Non, les deux dispositifs sont mutuellement exclusifs. L'abattement de 500 000 euros (article 150-0 D ter) ne s'applique qu'aux plus-values effectivement imposées (PFU ou barème). Or, dans le cadre d'un apport-cession (article 150-0 B ter), la plus-value est en report d'imposition et non imposée. Il faut donc choisir entre une réduction immédiate de l'impôt (abattement retraite) et un report total (apport-cession). Le choix dépend du montant de la plus-value, du projet de réinvestissement et de la stratégie patrimoniale globale. En règle générale, l'apport-cession est plus avantageux pour les PV supérieures à 1,5 million d'euros.
Quel délai faut-il prévoir pour préparer la cession ?
Un minimum de 12 mois est recommandé, et 18 à 24 mois est idéal. La création d'une holding pour un apport-cession doit être réalisée suffisamment en amont pour ne pas être requalifiée en abus de droit par l'administration fiscale. L'instruction BOI-RPPM-PVBMI-30-10-60 précise que l'apport doit avoir une substance économique et ne pas être motivé uniquement par un objectif fiscal. En pratique, constituer la holding 6 à 12 mois avant la cession et lui donner une activité réelle (gestion de trésorerie, détention de participations) renforce la sécurité juridique.
Que se passe-t-il si la holding ne réinvestit pas 60 % dans les 2 ans ?

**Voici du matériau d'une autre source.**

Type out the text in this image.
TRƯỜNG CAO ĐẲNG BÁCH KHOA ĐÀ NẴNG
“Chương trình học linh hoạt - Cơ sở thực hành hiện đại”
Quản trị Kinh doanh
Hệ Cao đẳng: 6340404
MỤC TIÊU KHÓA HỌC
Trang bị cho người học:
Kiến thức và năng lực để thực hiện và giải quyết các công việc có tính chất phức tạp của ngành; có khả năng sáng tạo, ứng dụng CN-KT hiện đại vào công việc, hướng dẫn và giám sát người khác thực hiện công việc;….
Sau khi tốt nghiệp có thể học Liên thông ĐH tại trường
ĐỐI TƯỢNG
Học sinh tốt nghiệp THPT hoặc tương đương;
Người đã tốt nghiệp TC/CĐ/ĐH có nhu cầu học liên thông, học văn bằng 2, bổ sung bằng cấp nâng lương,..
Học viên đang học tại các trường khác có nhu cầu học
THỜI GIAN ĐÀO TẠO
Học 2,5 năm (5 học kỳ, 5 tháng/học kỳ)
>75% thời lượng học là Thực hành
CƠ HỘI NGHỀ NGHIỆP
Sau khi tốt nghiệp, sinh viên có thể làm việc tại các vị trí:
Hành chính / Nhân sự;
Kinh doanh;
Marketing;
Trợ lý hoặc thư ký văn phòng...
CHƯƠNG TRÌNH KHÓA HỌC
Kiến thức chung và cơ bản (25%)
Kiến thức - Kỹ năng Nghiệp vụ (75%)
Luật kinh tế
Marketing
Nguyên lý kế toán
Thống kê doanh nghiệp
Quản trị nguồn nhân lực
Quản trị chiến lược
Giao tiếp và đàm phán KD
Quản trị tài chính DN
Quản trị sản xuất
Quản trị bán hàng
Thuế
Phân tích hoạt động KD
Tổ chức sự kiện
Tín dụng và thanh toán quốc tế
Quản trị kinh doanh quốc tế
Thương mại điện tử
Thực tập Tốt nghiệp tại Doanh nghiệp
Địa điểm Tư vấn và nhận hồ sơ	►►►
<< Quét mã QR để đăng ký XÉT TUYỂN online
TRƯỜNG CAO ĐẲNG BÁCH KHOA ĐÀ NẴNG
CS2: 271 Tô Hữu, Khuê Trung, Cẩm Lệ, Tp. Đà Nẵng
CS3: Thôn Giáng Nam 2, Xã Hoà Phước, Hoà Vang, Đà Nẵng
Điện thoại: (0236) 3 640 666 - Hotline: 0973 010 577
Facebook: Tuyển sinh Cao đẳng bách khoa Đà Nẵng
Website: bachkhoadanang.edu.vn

Si la condition de réinvestissement de 60 % du produit de cession dans une activité économique n'est pas respectée dans le délai de 2 ans, le report d'imposition prend fin. La plus-value en report devient alors immédiatement imposable au PFU de 30 % (+ éventuellement la CEHR), avec application d'intérêts de retard de 0,2 % par mois depuis la date de l'apport. Le montant peut être considérable. C'est pourquoi il est crucial d'identifier les projets de réinvestissement en amont de la cession et de s'assurer que les investissements envisagés sont bien éligibles (activité commerciale, industrielle, artisanale, libérale ou agricole, hors gestion de patrimoine mobilier ou immobilier).